Vol. 9, Issue 2, 387-402, February 1998

Involvement of ATP-dependent Pseudomonas Exotoxin Translocation from a Late Recycling Compartment in Lymphocyte Intoxication Procedure

Mériem Alami, Marie-Pierre Taupiac, Hubert Reggio, Alain Bienvenüe, and Bruno Beaumelle^*

UMR 5539 Centre National de la Recherche Scientifique, Département Biologie-Santé, Université Montpellier II, Montpellier, France

Pseudomonas exotoxin (PE) is a cytotoxin which, after endocytosis, is delivered to the cytosol where it inactivates protein synthesis. Using diaminobenzidine cytochemistry, we found over 94% of internalized PE in transferrin (Tf) -positive endosomes of lymphocytes. When PE translocation was examined in a cell-free assay using purified endocytic vesicles, more than 40% of endosomal ¹²⁵I-labeled PE was transported after 2 h at 37°C, whereas a toxin inactivated by point mutation in its translocation domain was not translocated.

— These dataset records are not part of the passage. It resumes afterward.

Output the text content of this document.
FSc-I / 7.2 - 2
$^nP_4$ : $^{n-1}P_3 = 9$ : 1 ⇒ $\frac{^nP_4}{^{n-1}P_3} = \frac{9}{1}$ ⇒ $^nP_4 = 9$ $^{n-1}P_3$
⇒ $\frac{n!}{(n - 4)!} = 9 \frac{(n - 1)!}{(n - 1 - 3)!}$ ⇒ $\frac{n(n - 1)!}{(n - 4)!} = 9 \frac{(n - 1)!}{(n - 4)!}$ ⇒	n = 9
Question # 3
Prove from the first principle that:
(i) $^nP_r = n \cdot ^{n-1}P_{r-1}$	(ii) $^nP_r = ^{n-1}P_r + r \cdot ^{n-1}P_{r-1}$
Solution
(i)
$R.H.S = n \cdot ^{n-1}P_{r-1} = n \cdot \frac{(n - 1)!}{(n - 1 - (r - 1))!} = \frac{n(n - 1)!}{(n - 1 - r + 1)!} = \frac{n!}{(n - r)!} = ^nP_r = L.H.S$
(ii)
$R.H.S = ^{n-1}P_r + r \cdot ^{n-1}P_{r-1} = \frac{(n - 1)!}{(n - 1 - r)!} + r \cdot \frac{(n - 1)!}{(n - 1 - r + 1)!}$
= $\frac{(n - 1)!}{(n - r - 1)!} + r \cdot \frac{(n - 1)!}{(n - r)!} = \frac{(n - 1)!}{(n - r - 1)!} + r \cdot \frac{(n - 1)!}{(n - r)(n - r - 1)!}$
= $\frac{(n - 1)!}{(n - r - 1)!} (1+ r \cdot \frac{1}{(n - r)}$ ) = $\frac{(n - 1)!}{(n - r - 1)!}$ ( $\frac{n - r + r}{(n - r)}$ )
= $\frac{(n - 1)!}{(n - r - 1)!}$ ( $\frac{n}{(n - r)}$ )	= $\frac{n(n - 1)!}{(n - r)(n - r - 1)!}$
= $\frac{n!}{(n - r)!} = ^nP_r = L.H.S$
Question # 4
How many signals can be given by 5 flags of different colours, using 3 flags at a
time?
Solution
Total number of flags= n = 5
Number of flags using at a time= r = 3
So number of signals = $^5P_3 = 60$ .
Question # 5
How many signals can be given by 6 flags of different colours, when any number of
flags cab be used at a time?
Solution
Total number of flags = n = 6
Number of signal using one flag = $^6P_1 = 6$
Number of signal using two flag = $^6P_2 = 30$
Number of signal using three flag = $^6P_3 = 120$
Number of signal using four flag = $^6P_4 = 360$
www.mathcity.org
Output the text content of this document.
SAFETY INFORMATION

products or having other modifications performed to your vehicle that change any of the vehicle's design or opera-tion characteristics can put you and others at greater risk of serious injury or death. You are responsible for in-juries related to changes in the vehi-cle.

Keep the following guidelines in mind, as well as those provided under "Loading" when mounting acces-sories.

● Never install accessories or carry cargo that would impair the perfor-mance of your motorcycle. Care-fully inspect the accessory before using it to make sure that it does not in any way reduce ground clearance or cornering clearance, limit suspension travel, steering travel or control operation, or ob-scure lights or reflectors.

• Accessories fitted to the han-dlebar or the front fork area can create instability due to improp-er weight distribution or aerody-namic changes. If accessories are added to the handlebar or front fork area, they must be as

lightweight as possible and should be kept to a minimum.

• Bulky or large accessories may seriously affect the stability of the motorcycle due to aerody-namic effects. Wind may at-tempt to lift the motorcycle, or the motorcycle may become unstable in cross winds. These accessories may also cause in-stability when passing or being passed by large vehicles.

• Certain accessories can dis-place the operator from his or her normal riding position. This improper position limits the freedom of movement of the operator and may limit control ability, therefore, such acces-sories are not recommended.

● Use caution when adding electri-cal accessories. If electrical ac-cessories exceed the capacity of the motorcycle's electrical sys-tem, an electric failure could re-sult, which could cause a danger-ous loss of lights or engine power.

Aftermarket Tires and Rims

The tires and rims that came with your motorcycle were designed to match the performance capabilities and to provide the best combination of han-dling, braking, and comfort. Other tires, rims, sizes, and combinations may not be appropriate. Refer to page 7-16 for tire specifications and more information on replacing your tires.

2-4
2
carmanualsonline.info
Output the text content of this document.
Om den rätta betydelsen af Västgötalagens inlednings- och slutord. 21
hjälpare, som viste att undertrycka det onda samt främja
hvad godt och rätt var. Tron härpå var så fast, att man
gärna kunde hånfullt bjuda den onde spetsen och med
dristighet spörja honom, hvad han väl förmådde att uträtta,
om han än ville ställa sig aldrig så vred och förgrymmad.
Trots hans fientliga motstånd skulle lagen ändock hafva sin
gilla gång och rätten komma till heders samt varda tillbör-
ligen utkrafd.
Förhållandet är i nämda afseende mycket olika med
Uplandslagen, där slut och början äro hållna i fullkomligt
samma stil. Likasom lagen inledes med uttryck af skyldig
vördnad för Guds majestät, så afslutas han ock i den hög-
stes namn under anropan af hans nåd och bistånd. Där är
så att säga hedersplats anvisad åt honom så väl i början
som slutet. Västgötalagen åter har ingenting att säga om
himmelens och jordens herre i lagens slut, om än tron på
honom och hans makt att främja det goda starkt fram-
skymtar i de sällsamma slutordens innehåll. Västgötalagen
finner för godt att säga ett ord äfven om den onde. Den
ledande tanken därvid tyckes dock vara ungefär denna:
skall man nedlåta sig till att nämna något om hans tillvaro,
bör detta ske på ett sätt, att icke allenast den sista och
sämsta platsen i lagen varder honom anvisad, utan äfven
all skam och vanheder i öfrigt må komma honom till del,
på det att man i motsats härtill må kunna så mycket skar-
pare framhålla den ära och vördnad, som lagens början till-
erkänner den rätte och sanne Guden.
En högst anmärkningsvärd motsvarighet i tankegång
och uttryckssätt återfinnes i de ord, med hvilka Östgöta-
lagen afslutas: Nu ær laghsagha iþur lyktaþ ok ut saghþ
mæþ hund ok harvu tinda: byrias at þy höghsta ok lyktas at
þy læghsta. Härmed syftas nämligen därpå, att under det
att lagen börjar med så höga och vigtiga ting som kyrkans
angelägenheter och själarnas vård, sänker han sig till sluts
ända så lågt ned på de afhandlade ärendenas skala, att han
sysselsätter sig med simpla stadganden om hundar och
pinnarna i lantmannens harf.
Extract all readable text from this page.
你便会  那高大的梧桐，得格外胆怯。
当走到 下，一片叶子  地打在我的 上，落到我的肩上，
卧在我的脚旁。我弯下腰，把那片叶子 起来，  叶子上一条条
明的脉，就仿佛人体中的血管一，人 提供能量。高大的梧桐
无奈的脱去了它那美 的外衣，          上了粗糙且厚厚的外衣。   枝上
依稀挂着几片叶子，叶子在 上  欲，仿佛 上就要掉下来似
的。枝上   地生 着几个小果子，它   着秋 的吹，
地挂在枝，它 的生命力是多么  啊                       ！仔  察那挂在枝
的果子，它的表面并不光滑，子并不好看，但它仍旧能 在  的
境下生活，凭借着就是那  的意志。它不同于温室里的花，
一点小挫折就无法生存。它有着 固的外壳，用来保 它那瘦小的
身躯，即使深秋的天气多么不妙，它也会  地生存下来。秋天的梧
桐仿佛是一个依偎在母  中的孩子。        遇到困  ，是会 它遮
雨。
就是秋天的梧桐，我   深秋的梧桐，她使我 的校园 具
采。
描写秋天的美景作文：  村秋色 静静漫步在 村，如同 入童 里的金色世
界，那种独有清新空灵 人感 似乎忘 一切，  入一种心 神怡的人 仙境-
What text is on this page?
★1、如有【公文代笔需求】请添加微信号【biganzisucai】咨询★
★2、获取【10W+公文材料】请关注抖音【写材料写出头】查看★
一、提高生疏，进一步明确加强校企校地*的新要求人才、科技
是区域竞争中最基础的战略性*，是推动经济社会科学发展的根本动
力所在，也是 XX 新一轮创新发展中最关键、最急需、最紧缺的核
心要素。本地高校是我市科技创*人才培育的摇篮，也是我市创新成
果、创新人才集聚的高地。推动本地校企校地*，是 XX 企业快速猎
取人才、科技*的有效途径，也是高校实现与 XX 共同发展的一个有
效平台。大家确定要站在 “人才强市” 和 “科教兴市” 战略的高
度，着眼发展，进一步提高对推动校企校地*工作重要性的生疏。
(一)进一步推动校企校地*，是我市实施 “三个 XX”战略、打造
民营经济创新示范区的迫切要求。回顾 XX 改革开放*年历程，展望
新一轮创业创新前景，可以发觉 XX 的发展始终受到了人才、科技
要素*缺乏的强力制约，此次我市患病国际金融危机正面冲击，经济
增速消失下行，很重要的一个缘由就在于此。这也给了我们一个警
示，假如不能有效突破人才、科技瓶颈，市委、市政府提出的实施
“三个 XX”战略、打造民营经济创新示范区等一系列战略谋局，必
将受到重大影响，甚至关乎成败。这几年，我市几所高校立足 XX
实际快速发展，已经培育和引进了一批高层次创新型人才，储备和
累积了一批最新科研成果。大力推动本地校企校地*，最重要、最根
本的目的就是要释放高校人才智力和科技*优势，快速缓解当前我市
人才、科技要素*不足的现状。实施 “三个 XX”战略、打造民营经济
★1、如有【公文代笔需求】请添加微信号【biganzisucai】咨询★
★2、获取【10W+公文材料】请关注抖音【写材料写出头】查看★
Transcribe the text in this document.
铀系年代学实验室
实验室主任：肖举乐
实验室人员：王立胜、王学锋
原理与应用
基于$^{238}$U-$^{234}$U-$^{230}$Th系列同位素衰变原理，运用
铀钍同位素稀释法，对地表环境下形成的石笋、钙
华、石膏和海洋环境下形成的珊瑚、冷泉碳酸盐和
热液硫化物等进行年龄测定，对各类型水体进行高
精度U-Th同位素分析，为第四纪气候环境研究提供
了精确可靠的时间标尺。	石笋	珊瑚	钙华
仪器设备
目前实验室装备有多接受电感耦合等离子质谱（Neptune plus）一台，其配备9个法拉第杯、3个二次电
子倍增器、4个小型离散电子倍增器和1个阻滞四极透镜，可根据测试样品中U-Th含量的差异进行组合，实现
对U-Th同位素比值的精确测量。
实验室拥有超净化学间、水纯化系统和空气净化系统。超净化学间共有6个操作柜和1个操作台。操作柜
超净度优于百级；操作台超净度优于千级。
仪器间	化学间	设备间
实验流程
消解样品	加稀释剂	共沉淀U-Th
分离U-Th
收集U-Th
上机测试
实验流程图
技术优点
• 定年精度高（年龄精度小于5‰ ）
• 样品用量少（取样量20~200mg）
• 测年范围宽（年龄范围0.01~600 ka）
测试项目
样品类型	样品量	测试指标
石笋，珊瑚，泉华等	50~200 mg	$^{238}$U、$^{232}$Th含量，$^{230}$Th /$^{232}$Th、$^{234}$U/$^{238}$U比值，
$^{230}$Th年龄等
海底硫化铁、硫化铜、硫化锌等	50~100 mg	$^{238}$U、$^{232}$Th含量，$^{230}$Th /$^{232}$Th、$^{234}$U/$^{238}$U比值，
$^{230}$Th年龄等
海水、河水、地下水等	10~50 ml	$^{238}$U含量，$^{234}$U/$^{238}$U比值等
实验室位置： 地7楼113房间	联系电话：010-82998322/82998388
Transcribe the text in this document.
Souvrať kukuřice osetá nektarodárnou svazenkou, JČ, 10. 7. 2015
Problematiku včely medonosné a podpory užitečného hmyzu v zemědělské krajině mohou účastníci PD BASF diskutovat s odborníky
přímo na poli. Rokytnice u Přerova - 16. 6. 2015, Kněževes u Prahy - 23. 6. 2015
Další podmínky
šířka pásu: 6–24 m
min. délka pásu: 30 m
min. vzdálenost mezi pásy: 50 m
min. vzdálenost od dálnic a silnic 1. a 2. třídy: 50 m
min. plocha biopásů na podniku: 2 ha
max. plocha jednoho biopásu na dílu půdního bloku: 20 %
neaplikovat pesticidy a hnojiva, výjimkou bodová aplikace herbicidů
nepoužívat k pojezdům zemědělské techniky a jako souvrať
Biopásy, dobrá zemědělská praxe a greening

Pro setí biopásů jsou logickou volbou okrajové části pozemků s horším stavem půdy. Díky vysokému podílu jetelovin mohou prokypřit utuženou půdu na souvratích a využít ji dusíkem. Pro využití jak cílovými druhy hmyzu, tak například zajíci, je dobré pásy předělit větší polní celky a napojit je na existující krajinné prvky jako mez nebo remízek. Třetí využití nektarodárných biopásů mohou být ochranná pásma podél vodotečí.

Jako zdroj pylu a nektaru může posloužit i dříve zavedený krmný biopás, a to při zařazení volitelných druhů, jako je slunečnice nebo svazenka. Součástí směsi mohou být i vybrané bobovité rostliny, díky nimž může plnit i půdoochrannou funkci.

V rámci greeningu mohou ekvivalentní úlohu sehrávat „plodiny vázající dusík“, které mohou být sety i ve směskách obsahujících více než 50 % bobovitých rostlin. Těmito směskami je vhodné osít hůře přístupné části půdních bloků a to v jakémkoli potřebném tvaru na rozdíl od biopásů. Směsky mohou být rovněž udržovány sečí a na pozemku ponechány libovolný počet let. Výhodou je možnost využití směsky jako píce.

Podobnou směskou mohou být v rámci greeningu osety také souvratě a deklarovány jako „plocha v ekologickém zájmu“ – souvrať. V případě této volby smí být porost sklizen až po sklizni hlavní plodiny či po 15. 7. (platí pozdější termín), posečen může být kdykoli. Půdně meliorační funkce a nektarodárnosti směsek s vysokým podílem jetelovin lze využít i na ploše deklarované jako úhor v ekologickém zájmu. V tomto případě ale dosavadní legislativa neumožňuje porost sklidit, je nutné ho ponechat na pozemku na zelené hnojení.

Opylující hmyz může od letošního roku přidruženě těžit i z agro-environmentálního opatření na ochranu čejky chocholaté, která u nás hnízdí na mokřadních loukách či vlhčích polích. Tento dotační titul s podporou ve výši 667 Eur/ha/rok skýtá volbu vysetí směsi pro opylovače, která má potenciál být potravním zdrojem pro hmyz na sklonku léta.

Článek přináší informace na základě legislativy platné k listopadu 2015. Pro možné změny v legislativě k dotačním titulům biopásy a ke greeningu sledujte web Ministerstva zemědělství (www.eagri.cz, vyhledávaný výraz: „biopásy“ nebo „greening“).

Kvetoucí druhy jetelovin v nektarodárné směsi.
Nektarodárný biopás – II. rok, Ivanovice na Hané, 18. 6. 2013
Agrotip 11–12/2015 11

Sorting of endosomes did not allow cell-free PE translocation, whereas active PE transmembrane transport was observed after > 10 min of endocytosis when PE and fluorescent-Tf were localized by confocal immunofluorescence microscopy within a rab5-positive and rab4- and rab7-negative recycling compartment in the pericentriolar region of the cell. Accordingly, when PE delivery to this structure was inhibited using a 20°C endocytosis temperature, subsequent translocation from purified endosomes was impaired. Translocation was also inhibited when endosomes were obtained from cells labeled with PE in the presence of brefeldin A, which caused fusion of translocation-competent recycling endosomes with translocation-incompetent sorting elements. No PE processing was observed in lymphocyte endosomes, the full-sized toxin was translocated and recovered in an enzymatically active form. ATP hydrolysis was found to directly provide the energy required for PE translocation. Inhibitors of endosome acidification (weak bases, protonophores, or bafilomycin A1) when added to the assay did not significantly affect ¹²⁵I-labeled PE translocation, demonstrating that this transport is independent of the endosome-cytosol pH gradient. Nevertheless, when ¹²⁵I-labeled PE endocytosis was performed in the presence of one of these molecules, translocation from endosomes was strongly inhibited, indicating that exposure to acidic pH is a prerequisite for PE membrane traversal. When applied during endocytosis, treatments that protect cells against PE intoxication (low temperatures, inhibitors of endosome acidification, and brefeldin A) impaired ¹²⁵I-labeled PE translocation from purified endosomes. We conclude that PE translocation from a late receptor recycling compartment is implicated in the lymphocyte intoxication procedure.